As the Court opined in Croson: "The history of racial classifications in this country suggests that blind judicial deference to legislative or executive pronouncements of necessity has no place in equal protection analysis." However, "blind deference" is the only possible characterization of the Fifth Circuit's decision to uphold UT-Austin's policy. While acknowledging that all racial classifications by government are subject to strict scrutiny, the Fifth Circuit declined to scrutinize "the merits of the University's decision" here.

Instead, the Fifth Circuit simply presumed the university's "good faith" in both choosing to discriminate among applicants based on race and implementing that choice through a "personal achievement score." A public university's mere assertion of a "diversity" interest, no matter the precise circumstances, thus trumps the applicant's right to be regarded as an individual rather than as a specimen of a particular race or ethnicity.

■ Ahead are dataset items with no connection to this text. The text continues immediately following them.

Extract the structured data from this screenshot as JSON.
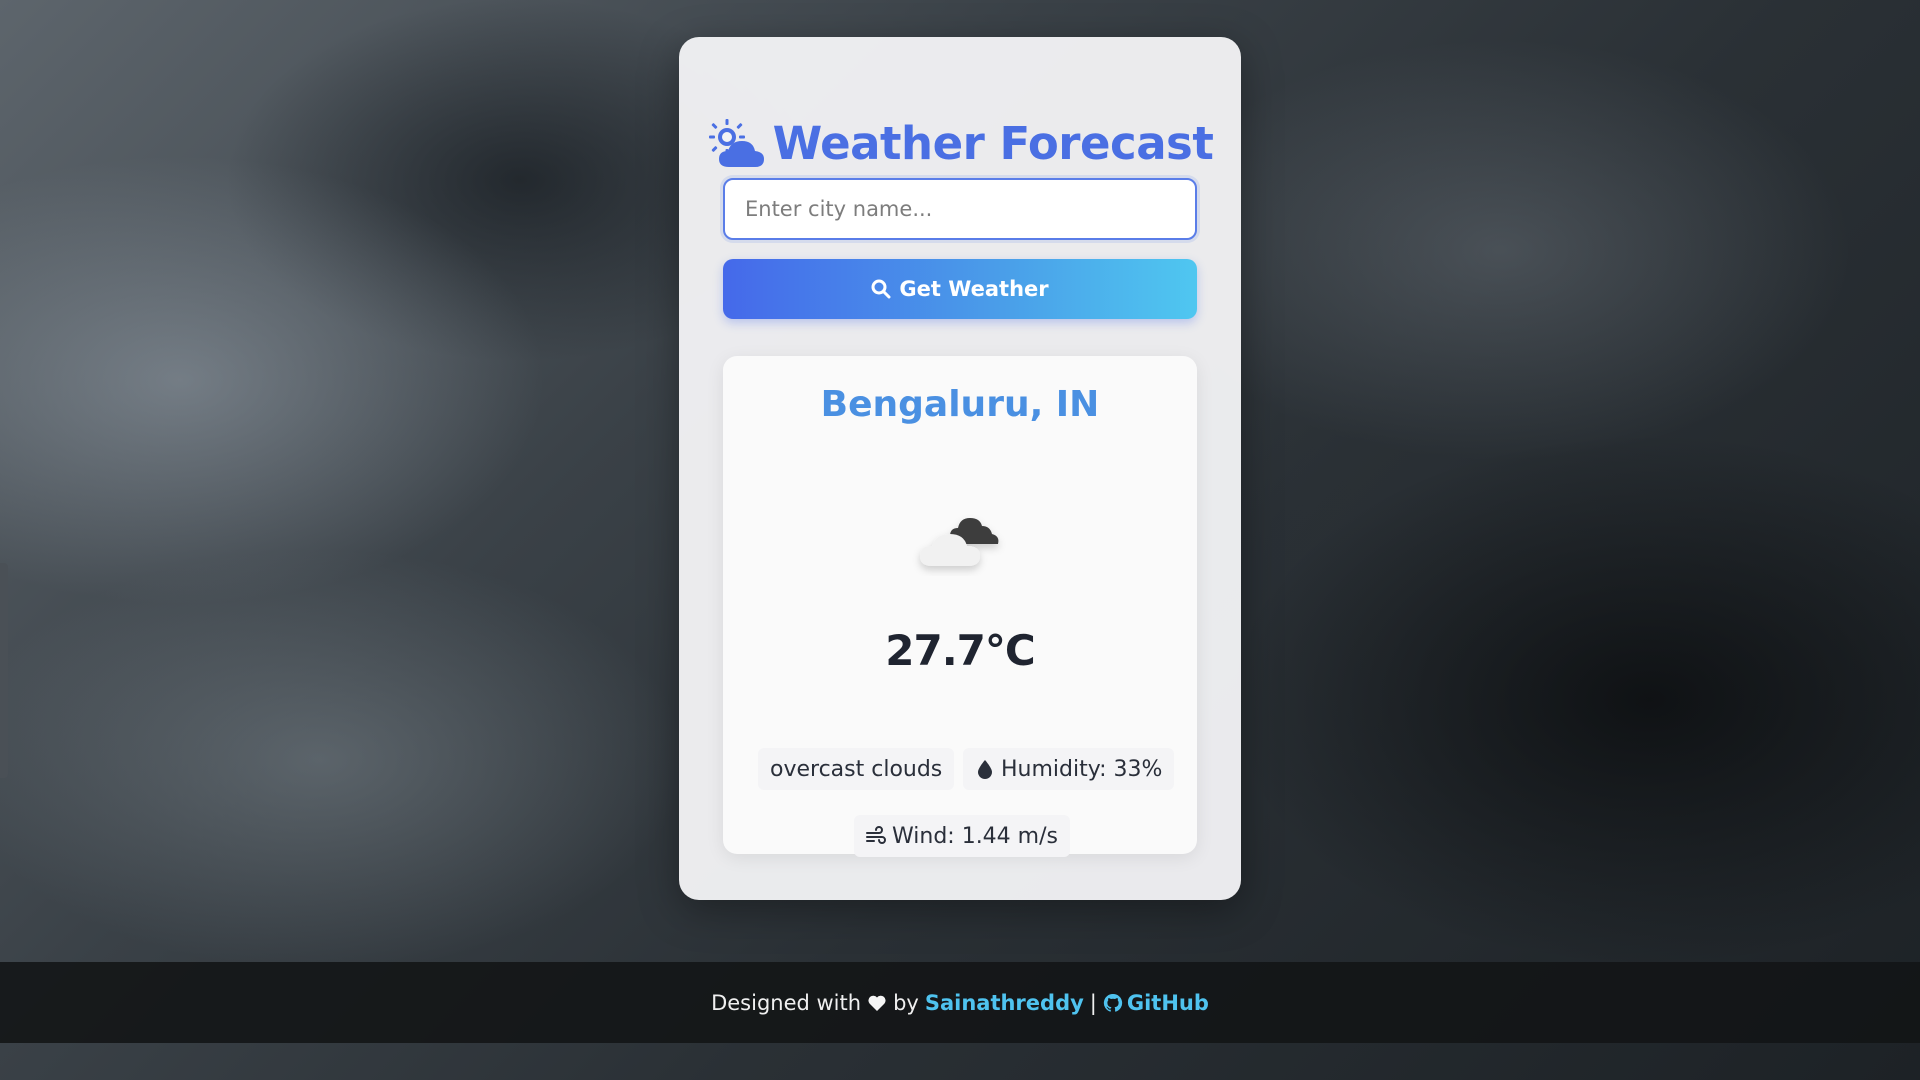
{
  "app": {
    "title": "Weather Forecast",
    "accent_color": "#4a6fe3",
    "title_icon": "sun-behind-cloud-icon"
  },
  "search": {
    "placeholder": "Enter city name...",
    "value": "",
    "button_label": "Get Weather",
    "button_icon": "search-icon"
  },
  "weather": {
    "city": "Bengaluru, IN",
    "icon": "overcast-clouds-icon",
    "temperature": "27.7°C",
    "description": "overcast clouds",
    "humidity": "Humidity: 33%",
    "humidity_icon": "droplet-icon",
    "wind": "Wind: 1.44 m/s",
    "wind_icon": "wind-icon"
  },
  "footer": {
    "prefix": "Designed with",
    "heart_icon": "heart-icon",
    "by": "by",
    "author": "Sainathreddy",
    "separator": "|",
    "github_label": "GitHub",
    "github_icon": "github-icon",
    "link_color": "#4fc3ef"
  }
}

Grutter certainly does not compel that result. Contrary to popular belief, Grutter did not overrule the Supreme Court's settled precedent requiring a "strong basis in evidence" to support a governmental entity's use of racial classifications, even where its interest is one that the Court has recognized, in general terms, to be compelling. Absent such a showing, the Croson Court said, "there is simply no way of determining what classifications are 'benign' or 'remedial' and what classifications are in fact motivated by illegitimate notions of racial inferiority or simple racial politics." Beyond serving to "smoke out" illegitimate motivations, a strong basis in evidence is essential to define the contours of the government's interest so as to make possible the narrow tailoring of racial preferences that is required even in the exceptional circumstances when such preferences are allowed. Only such specificity prevents general assertions of interest from being used to "justify race-based decisionmaking essentially limitless in scope and duration."

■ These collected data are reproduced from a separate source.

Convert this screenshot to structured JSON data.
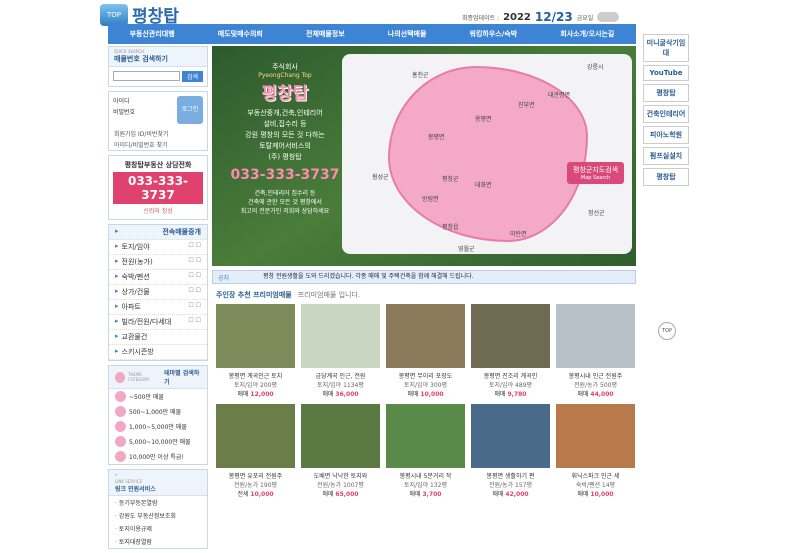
{
  "header": {
    "logo_top": "TOP",
    "logo_text": "평창탑",
    "update_label": "최종업데이트 :",
    "year": "2022",
    "date": "12/23",
    "weekday": "금요일"
  },
  "nav": [
    "부동산관리대행",
    "매도및매수의뢰",
    "전체매물정보",
    "나의선택매물",
    "워킹하우스/숙박",
    "회사소개/오시는길"
  ],
  "search": {
    "en": "QUICK SEARCH",
    "title": "매물번호 검색하기",
    "button": "검색"
  },
  "login": {
    "id": "아이디",
    "pw": "비밀번호",
    "button": "로그인",
    "links": "회원가입 ID/비번찾기",
    "links2": "아이디/비밀번호 찾기"
  },
  "call": {
    "title": "평창탑부동산 상담전화",
    "phone": "033-333-3737",
    "sub": "신뢰와 정성"
  },
  "category": {
    "title": "전속매물중개",
    "items": [
      {
        "label": "토지/임야",
        "check": "☐ ☐"
      },
      {
        "label": "전원(농가)",
        "check": "☐ ☐"
      },
      {
        "label": "숙박/펜션",
        "check": "☐ ☐"
      },
      {
        "label": "상가/건물",
        "check": "☐ ☐"
      },
      {
        "label": "아파트",
        "check": "☐ ☐"
      },
      {
        "label": "빌라/전원/다세대",
        "check": "☐ ☐"
      },
      {
        "label": "교환물건",
        "check": ""
      },
      {
        "label": "스키시즌방",
        "check": ""
      }
    ]
  },
  "price": {
    "en": "THEME CATEGORY",
    "title": "테마별 검색하기",
    "items": [
      "~500만 매물",
      "500~1,000만 매물",
      "1,000~5,000만 매물",
      "5,000~10,000만 매물",
      "10,000만 이상 특급!"
    ]
  },
  "links": {
    "en": "LINK SERVICE",
    "title": "링크 민원서비스",
    "items": [
      "등기부등본열람",
      "강원도 부동산정보조회",
      "토지이용규제",
      "토지대장열람"
    ]
  },
  "banner": {
    "kor": "주식회사",
    "eng": "PyeongChang Top",
    "name": "평창탑",
    "msg": [
      "부동산중개,건축,인테리어",
      "설비,집수리 등",
      "강원 평창의 모든 것 다하는",
      "토탈케어서비스의",
      "(주) 평창탑"
    ],
    "phone": "033-333-3737",
    "desc": [
      "건축,인테리어 집수리 등",
      "건축에 관한 모든 것 평창에서",
      "최고의 전문가인 저희와 상담하세요"
    ],
    "search": "평창군지도검색",
    "search_en": "Map Search",
    "places": [
      "홍천군",
      "강릉시",
      "대관령면",
      "진부면",
      "용평면",
      "봉평면",
      "평창군",
      "대화면",
      "방림면",
      "평창읍",
      "미탄면",
      "정선군",
      "영월군",
      "횡성군"
    ]
  },
  "ticker": {
    "tag": "공지",
    "text": "평창 전원생활을 도와 드리겠습니다. 각종 매매 및 주택건축을 함께 해결해 드립니다."
  },
  "recommend": {
    "title": "주인장 추천 프리미엄매물",
    "sub": "프리미엄매물 입니다."
  },
  "items": [
    {
      "name": "봉평면 계곡인근 토지",
      "sub": "토지/임야 200평",
      "price_label": "매매",
      "price": "12,000",
      "color": "#7d8a5a"
    },
    {
      "name": "금당계곡 인근, 전원",
      "sub": "토지/임야 1134평",
      "price_label": "매매",
      "price": "36,000",
      "color": "#c9d6c1"
    },
    {
      "name": "봉평면 무이리 포장도",
      "sub": "토지/임야 300평",
      "price_label": "매매",
      "price": "10,000",
      "color": "#8a7a5a"
    },
    {
      "name": "봉평면 진조리 계곡인",
      "sub": "토지/임야 489평",
      "price_label": "매매",
      "price": "9,780",
      "color": "#6f6a52"
    },
    {
      "name": "봉평시내 인근 전원주",
      "sub": "전원/농가 500평",
      "price_label": "매매",
      "price": "44,000",
      "color": "#b8c0c8"
    },
    {
      "name": "봉평면 유포리 전원주",
      "sub": "전원/농가 190평",
      "price_label": "전세",
      "price": "10,000",
      "color": "#6b7d48"
    },
    {
      "name": "도배면 낙낙한 토지와",
      "sub": "전원/농가 1007평",
      "price_label": "매매",
      "price": "65,000",
      "color": "#5a7a44"
    },
    {
      "name": "봉평시내 5분거리 작",
      "sub": "토지/임야 132평",
      "price_label": "매매",
      "price": "3,700",
      "color": "#5a8a4a"
    },
    {
      "name": "봉평면 생활하기 편",
      "sub": "전원/농가 157평",
      "price_label": "매매",
      "price": "42,000",
      "color": "#4a6a8a"
    },
    {
      "name": "휘닉스파크 인근 세",
      "sub": "숙박/펜션 14평",
      "price_label": "매매",
      "price": "10,000",
      "color": "#b87a4a"
    }
  ],
  "right": [
    "미니굴삭기임대",
    "YouTube",
    "평창탑",
    "건축인테리어",
    "피아노학원",
    "펌프실설치",
    "평창탑"
  ],
  "right_top": "TOP"
}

The importance of the strong-basis-in-evidence requirement is confirmed by UT-Austin's claim that its use of racial preferences was necessary to achieve a "critical mass" of underrepresented minorities. The (dubious, but accepted) evidence in Grutter demonstrated that, absent preferences, the University of Michigan Law School's minority student population would have dropped to almost nothing. However, as mentioned above, UT-Austin has achieved substantial racial diversity through its race-neutral "Top 10 Percent Law." For that reason, UT-Austin cannot demonstrate the necessity of its use of race or the scope of the preferences that it assigns to different minority groups. In reality, the UT-Austin's racial preferences have only a minimal effect on the composition of the student body, far from commensurate with the heavy toll that consideration of race exacts and hardly the "compelling" interest required to satisfy strict scrutiny.

Finally, even if UT-Austin could show that racial preferences were necessary for some legitimate reason, its chosen paradigm for applying such preferences is arbitrary. For example, the school justifies preferences for Hispanics by pointing to the need for a "critical mass" of such students — even as it denies preferences to Asians, who comprise a smaller portion of the student body.

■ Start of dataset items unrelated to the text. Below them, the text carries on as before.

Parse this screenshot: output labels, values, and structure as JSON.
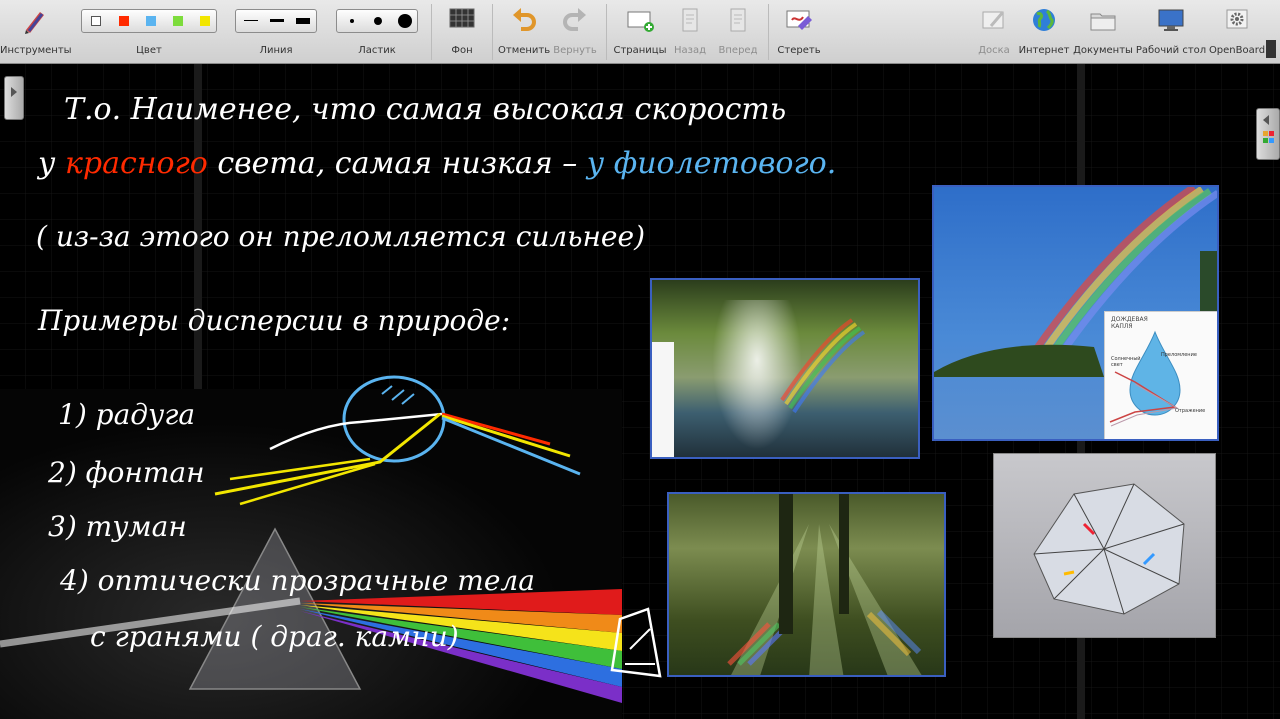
{
  "toolbar": {
    "tools": "Инструменты",
    "color": "Цвет",
    "line": "Линия",
    "eraser": "Ластик",
    "background": "Фон",
    "undo": "Отменить",
    "redo": "Вернуть",
    "pages": "Страницы",
    "back": "Назад",
    "forward": "Вперед",
    "erase": "Стереть",
    "board": "Доска",
    "internet": "Интернет",
    "documents": "Документы",
    "desktop": "Рабочий стол",
    "openboard": "OpenBoard"
  },
  "colors": [
    "#ffffff",
    "#ff2a00",
    "#5ab4f0",
    "#7ddc3c",
    "#f2e600"
  ],
  "board": {
    "line1": "Т.о. Наименее, что самая высокая скорость",
    "line2_a": "у ",
    "line2_red": "красного",
    "line2_b": " света, самая низкая – ",
    "line2_blue": "у фиолетового.",
    "line3": "( из-за этого он преломляется сильнее)",
    "line4": "Примеры дисперсии в природе:",
    "item1": "1) радуга",
    "item2": "2) фонтан",
    "item3": "3) туман",
    "item4": "4) оптически прозрачные тела",
    "item5": "с гранями ( драг. камни)"
  },
  "raindrop": {
    "caption": "ДОЖДЕВАЯ КАПЛЯ",
    "sunlight": "Солнечный свет",
    "refraction": "Преломление",
    "reflection": "Отражение"
  }
}
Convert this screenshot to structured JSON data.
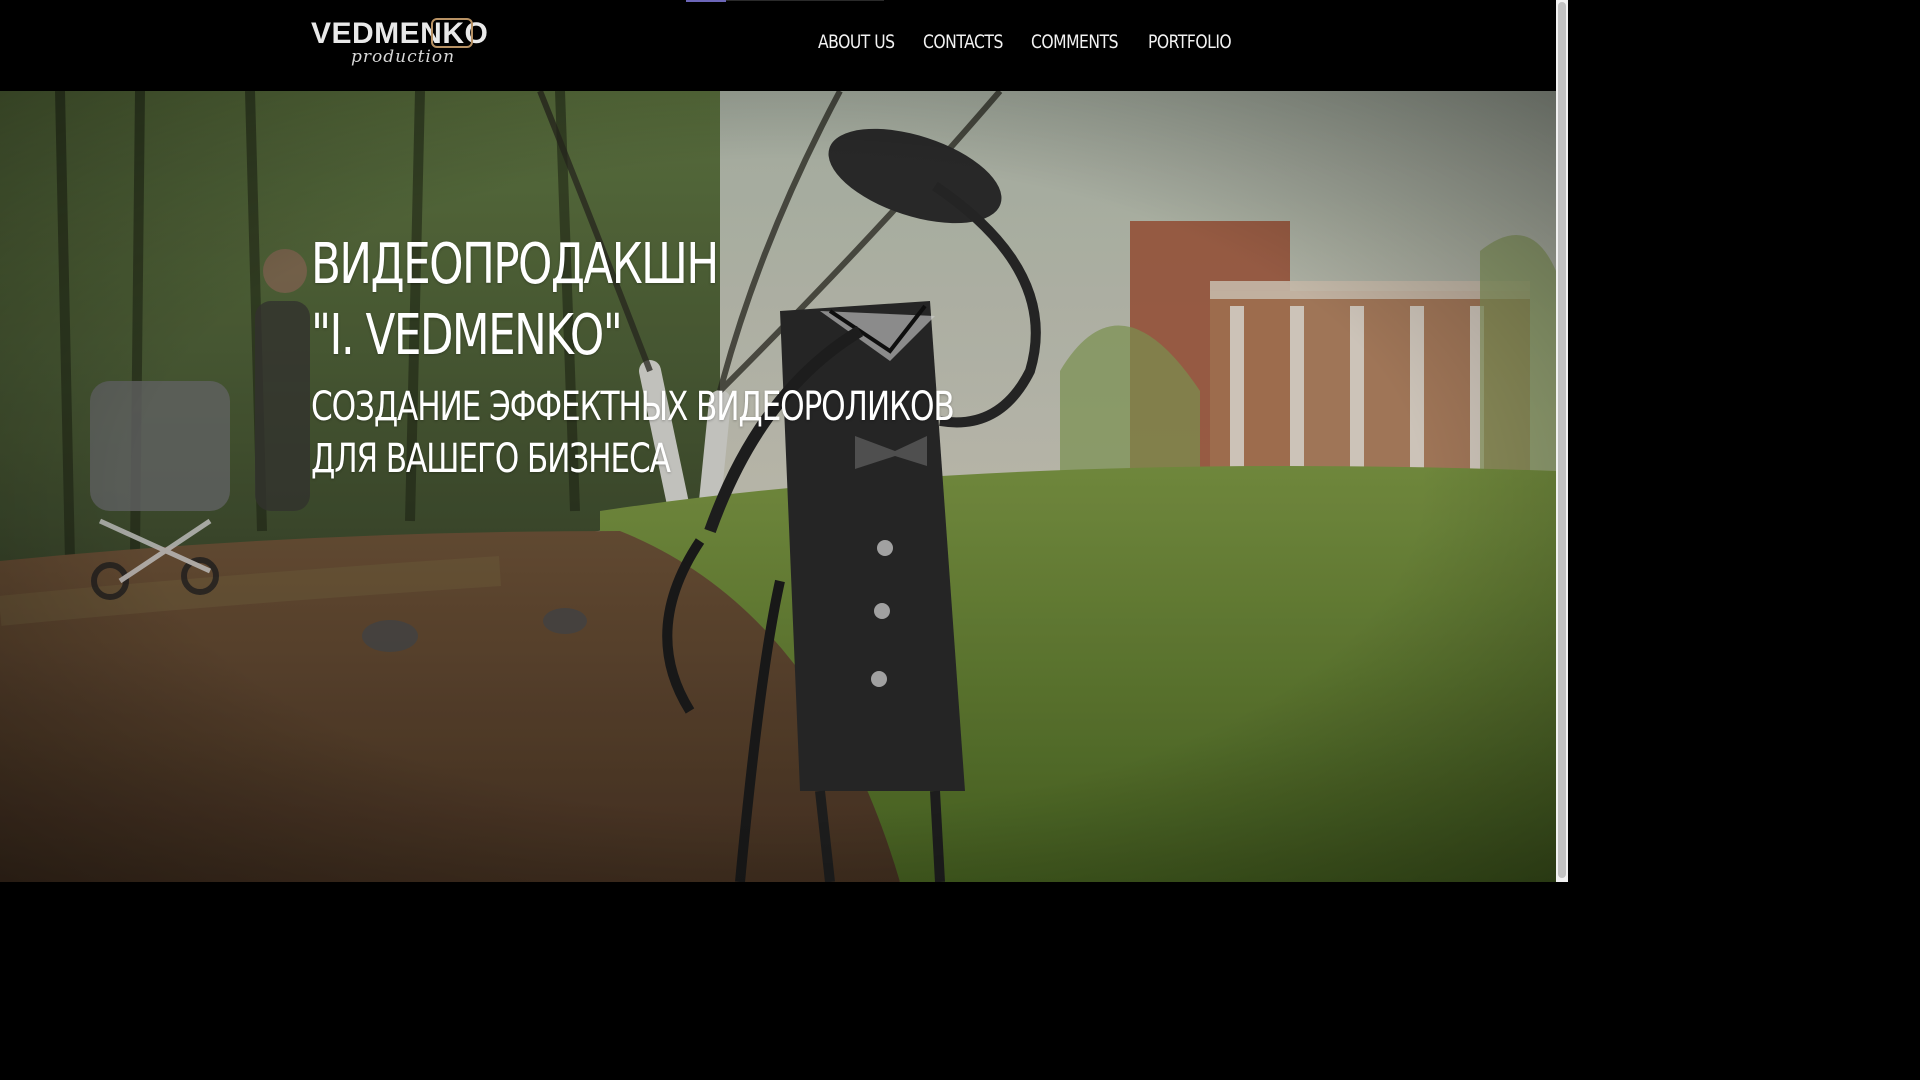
{
  "brand": {
    "logo_word": "VEDMENKO",
    "logo_sub": "production",
    "accent": "#b89264"
  },
  "nav": {
    "items": [
      {
        "label": "ABOUT US"
      },
      {
        "label": "CONTACTS"
      },
      {
        "label": "COMMENTS"
      },
      {
        "label": "PORTFOLIO"
      }
    ]
  },
  "hero": {
    "title_line1": "ВИДЕОПРОДАКШН",
    "title_line2": "\"I. VEDMENKO\"",
    "subtitle_line1": "СОЗДАНИЕ ЭФФЕКТНЫХ ВИДЕОРОЛИКОВ",
    "subtitle_line2": "ДЛЯ ВАШЕГО БИЗНЕСА"
  },
  "colors": {
    "header_bg": "#000000",
    "text": "#ffffff",
    "tab_indicator": "#6c66b8"
  }
}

However, the result would be the same even if UT-Austin could demonstrate that racial references are necessary to achieve a "critical mass" of underrepresented minorities. The concept of "critical mass" is arbitrary in every respect, such that its use can be supported in every instance by manipulation of the racial groups for which a "critical mass" is sought or the level at which "critical mass" is applied. "Critical mass" is antithetical to individualized consideration and the true pluralism that is the hallmark of diversity. Far from necessary to realize any legitimate end, "critical mass" is a hindrance to achieving what Justice Anthony Kennedy called in his Grutter dissent, "the harmony and mutual respect among all citizens that our constitutional tradition has always sought."

The Supreme Court should reign in UT-Austin's unbridled use of race in admissions decisions and take an important step toward ensuring that young Americans are judged on their qualifications rather than their skin color.